Significant Attorney’s Fees Awarded the Defendants In a Failed Derivative Action

Significant Attorney’s Fees Awarded the Defendants In a Failed Derivative Action

      Earlier this year, of the federal court for the Eastern District of Kentucky dismissed, on the grounds of a lack of standing, a derivative action purportedly brought on behalf of a Michigan nonprofit corporation. Pagtakhan-So v. Cueto, Civ. Act. No. 5:14-370-DCR, 2016 WL 617429 (E.D. Ky. February 16, 2016). That decision has now been appealed to the Sixth Circuit Court of Appeals. However, even while that appeal is pending, the trial court has ruled with respect to a motion for attorney’s fees filed by the defendants in that action, and a significant award of attorney’s fees has been made. Pagtakhan-So v. Cueto, Civ. Act. No. 5:14-370-DCR, 2016 WL 4094877 (E.D. Ky. August 1, 2016).
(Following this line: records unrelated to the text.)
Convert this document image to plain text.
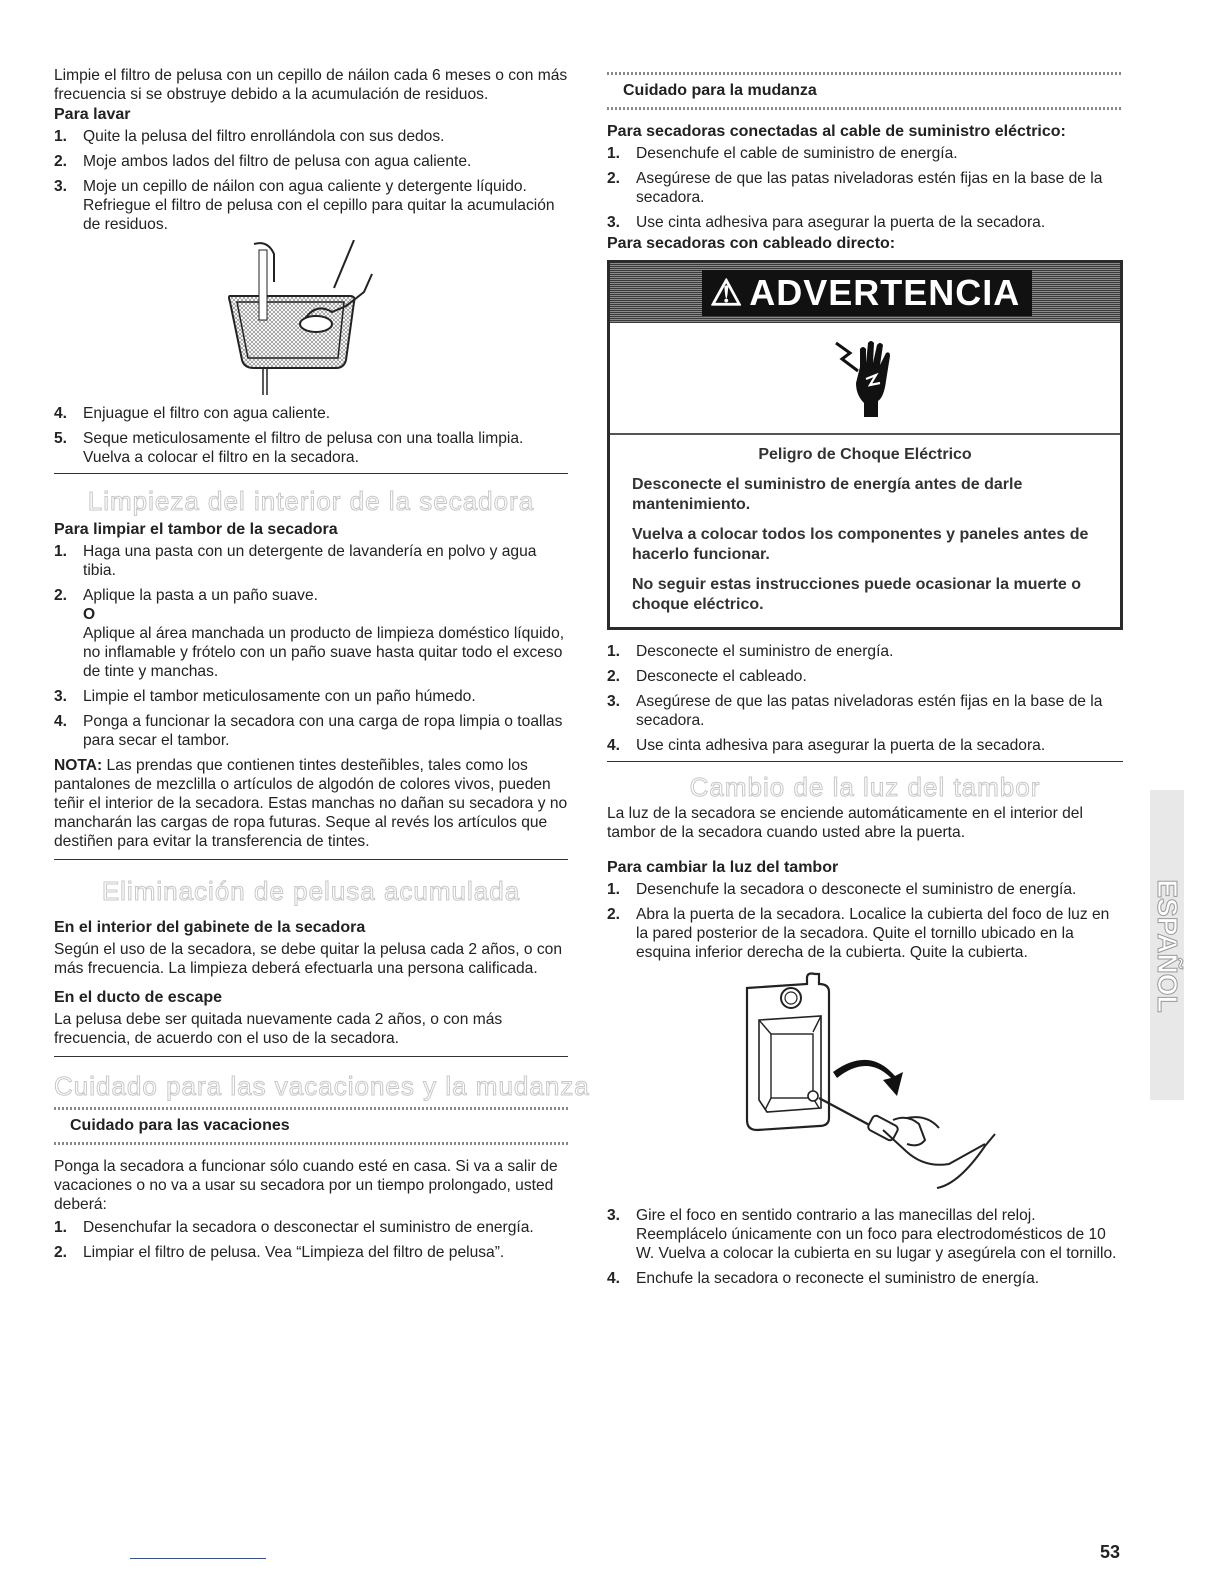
Limpie el filtro de pelusa con un cepillo de náilon cada 6 meses o con más frecuencia si se obstruye debido a la acumulación de residuos.

Para lavar
1. Quite la pelusa del filtro enrollándola con sus dedos.
2. Moje ambos lados del filtro de pelusa con agua caliente.
3. Moje un cepillo de náilon con agua caliente y detergente líquido. Refriegue el filtro de pelusa con el cepillo para quitar la acumulación de residuos.
4. Enjuague el filtro con agua caliente.
5. Seque meticulosamente el filtro de pelusa con una toalla limpia. Vuelva a colocar el filtro en la secadora.
Limpieza del interior de la secadora
Para limpiar el tambor de la secadora
1. Haga una pasta con un detergente de lavandería en polvo y agua tibia.
2. Aplique la pasta a un paño suave.
O
Aplique al área manchada un producto de limpieza doméstico líquido, no inflamable y frótelo con un paño suave hasta quitar todo el exceso de tinte y manchas.
3. Limpie el tambor meticulosamente con un paño húmedo.
4. Ponga a funcionar la secadora con una carga de ropa limpia o toallas para secar el tambor.

NOTA: Las prendas que contienen tintes desteñibles, tales como los pantalones de mezclilla o artículos de algodón de colores vivos, pueden teñir el interior de la secadora. Estas manchas no dañan su secadora y no mancharán las cargas de ropa futuras. Seque al revés los artículos que destiñen para evitar la transferencia de tintes.

Eliminación de pelusa acumulada
En el interior del gabinete de la secadora

Según el uso de la secadora, se debe quitar la pelusa cada 2 años, o con más frecuencia. La limpieza deberá efectuarla una persona calificada.

En el ducto de escape

La pelusa debe ser quitada nuevamente cada 2 años, o con más frecuencia, de acuerdo con el uso de la secadora.

Cuidado para las vacaciones y la mudanza
Cuidado para las vacaciones

Ponga la secadora a funcionar sólo cuando esté en casa. Si va a salir de vacaciones o no va a usar su secadora por un tiempo prolongado, usted deberá:

1. Desenchufar la secadora o desconectar el suministro de energía.
2. Limpiar el filtro de pelusa. Vea “Limpieza del filtro de pelusa”.
Cuidado para la mudanza
Para secadoras conectadas al cable de suministro eléctrico:
1. Desenchufe el cable de suministro de energía.
2. Asegúrese de que las patas niveladoras estén fijas en la base de la secadora.
3. Use cinta adhesiva para asegurar la puerta de la secadora.
Para secadoras con cableado directo:
⚠ ADVERTENCIA

Peligro de Choque Eléctrico

Desconecte el suministro de energía antes de darle mantenimiento.

Vuelva a colocar todos los componentes y paneles antes de hacerlo funcionar.

No seguir estas instrucciones puede ocasionar la muerte o choque eléctrico.

1. Desconecte el suministro de energía.
2. Desconecte el cableado.
3. Asegúrese de que las patas niveladoras estén fijas en la base de la secadora.
4. Use cinta adhesiva para asegurar la puerta de la secadora.
Cambio de la luz del tambor

La luz de la secadora se enciende automáticamente en el interior del tambor de la secadora cuando usted abre la puerta.

Para cambiar la luz del tambor
1. Desenchufe la secadora o desconecte el suministro de energía.
2. Abra la puerta de la secadora. Localice la cubierta del foco de luz en la pared posterior de la secadora. Quite el tornillo ubicado en la esquina inferior derecha de la cubierta. Quite la cubierta.
3. Gire el foco en sentido contrario a las manecillas del reloj. Reemplácelo únicamente con un foco para electrodomésticos de 10 W. Vuelva a colocar la cubierta en su lugar y asegúrela con el tornillo.
4. Enchufe la secadora o reconecte el suministro de energía.
ESPAÑOL
53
      In the initial decision, the derivative action that was filed on behalf of the nonprofit corporation had been brought by persons who were no longer directors of the corporation. No longer being directors, they lacked standing to bring a derivative action. In addition, it was found that they had failed to comply in any manner with Federal Rule of Civil Procedure 23.1, it governing derivative actions filed in federal court. On that basis, the claims were dismissed with prejudice.
      The second opinion involved the consideration of the defendant's motion for attorney’s fees. Under the Michigan Nonprofit Corporation Act, an award of attorney's fees to the defendants is permissible, the statue providing:
In an action brought in the right of a corporation by a record holder or beneficial owner of shares of the corporation or a member, the court having jurisdiction, upon final judgment and finding that the action was brought without reasonable cause, may require the plaintiff to pay to the parties named as defendants the reasonable expenses, including fees of attorneys, incurred by them in the defense of the action.
      Initially exhibiting what can only be described as chutzpah, the plaintiffs first asserted that this was not and was never intended to be a derivative action, a treatment that was evidenced by the failure to comply with Rule 23.1. This argument was rejected on the basis that the character of the action is derivative or direct is based upon the nature of the relief sought. Here, as the only alleged injury was to the corporation, the action must have been derivative on its behalf. Further, the court relied upon portions of the plaintiffs’ pleadings in which they, while not using the word “derivative,” indicated they were acting on the corporation’s behalf. In that the claims were derivative, the question was whether they were brought “without reasonable cause.” On bases including the complete failure to comply with the requirements of Rule 23.1, attorney’s fees were awarded. With respect to one defendant, those fees are in the amount of $40,805.84, and with respect to another individual defendant the attorney’s fees awarded are $50,623.00. As to the nonprofit corporation itself, it received attorney’s fees in $100,364.14. In total, the plaintiffs are responsible for attorney’s fees in the amount of $190,792.98.